I already owned this book, but re-read it because of the tragic death of Liu Xiaobo, which, felt both inevitable and like a punch to the gut.

Of course, I ‘know’ him primarily as a poet, rather than as an activist. But now that he’s gone, I can’t separate the two enough to judge this series of poetic remembrances of Tiananmen Square, bookended with poems to his wife (also a poet: Liu Xia).

It does make our (still righteous) national grievances against Trump seem small.

‘Naturalism’ By Wendy Xu


If the book looks like it was rode hard and put up wet… well, it was. And not so much metaphorically, as literally. It mail man placed it under our welcome mat, but it was in a relatively flat package and it was towards the edge, where people don’t normally step, so it remained unnoticed for I don’t know how long. By the time I discovered it, it had gone through more than one thunderstorm, so I couldn’t even begin to start it for several days after bringing to poor volume into the house.

It’s more of a long, super fancy chapbook than a full collection and it does feel like a work in progress. In fact, I swear that at least one of these poems also appears in her new collection, Phrasis.

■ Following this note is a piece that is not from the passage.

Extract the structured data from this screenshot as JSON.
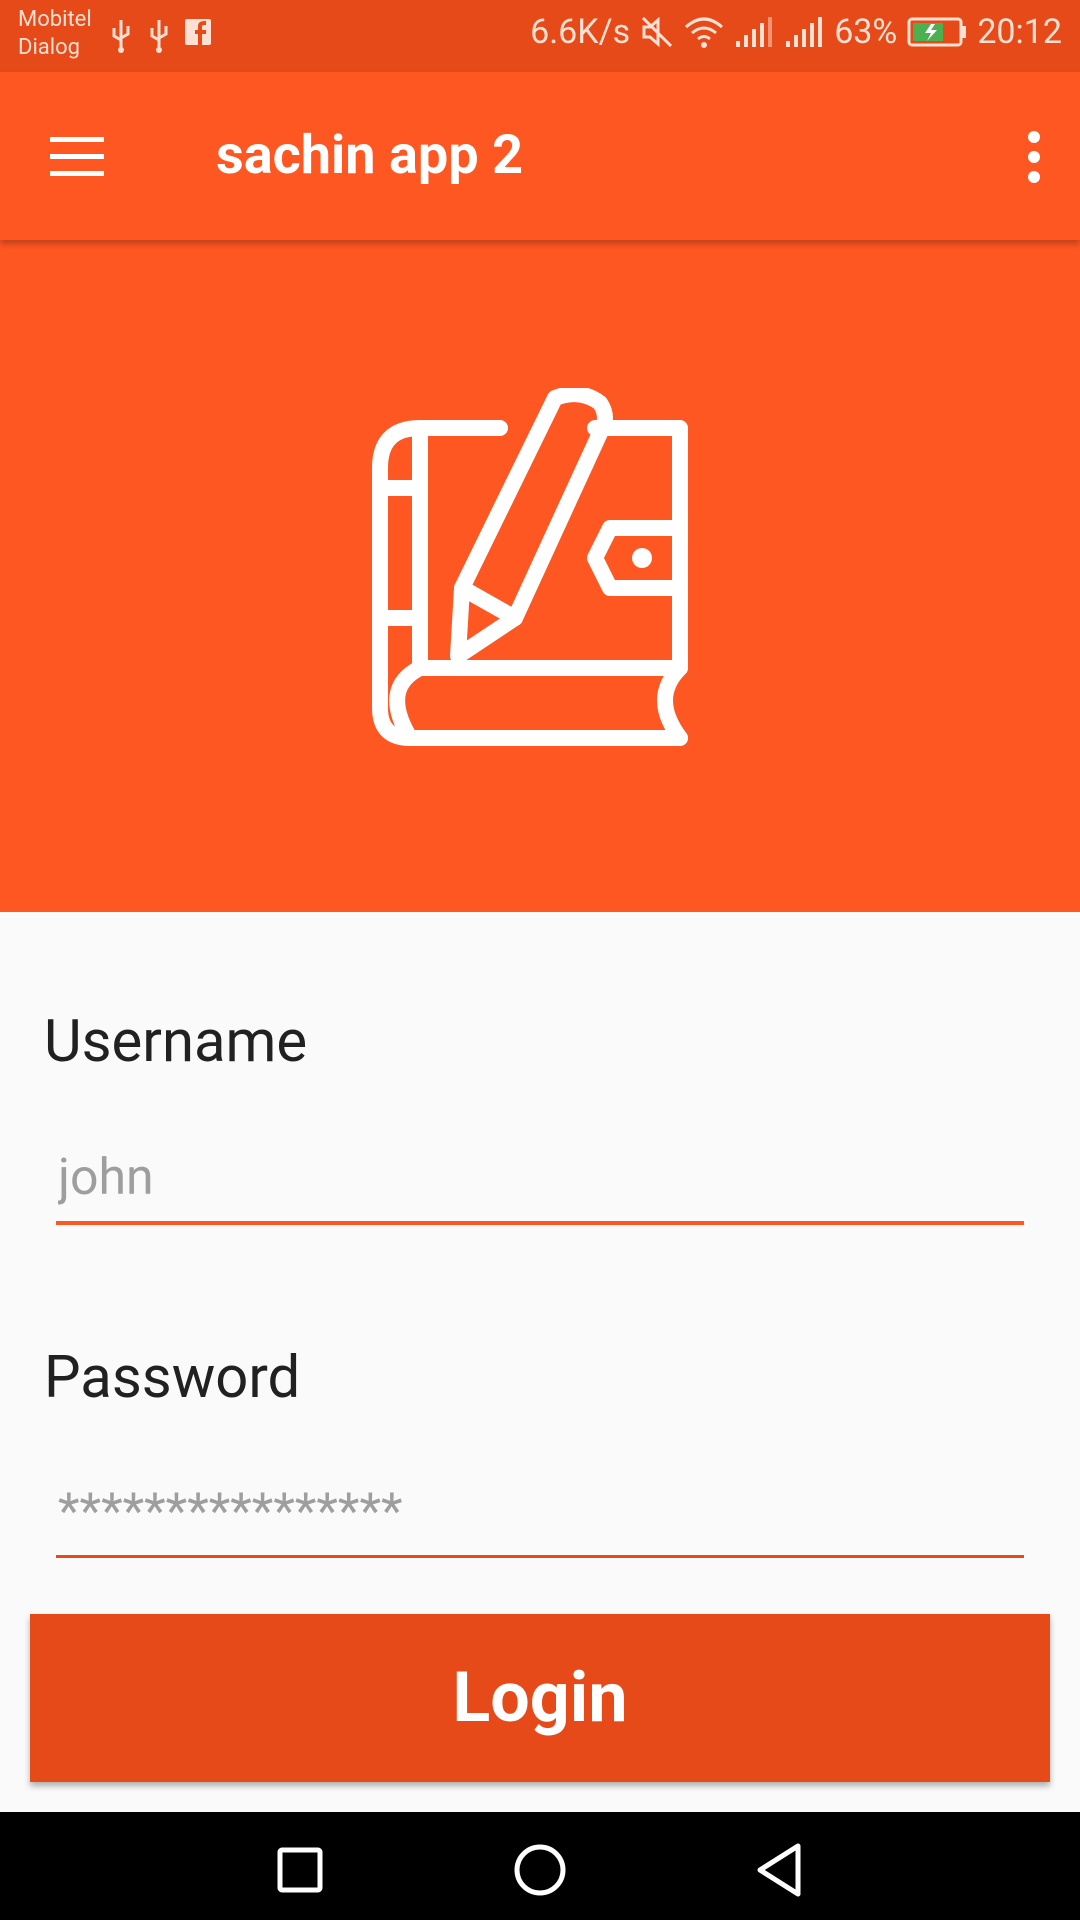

Naturalism, in many cases, doesn’t feel quite mature. The best poems are very, very good. Some though, feel like filler; and in a such short book, it doesn’t take too many underdone poems to overwhelm the final sensation (nor does the fact that the very best poem appears at the very beginning).

I am happy to say, though, that Phrasis (which I am reading) is falling on the very, very good side so far.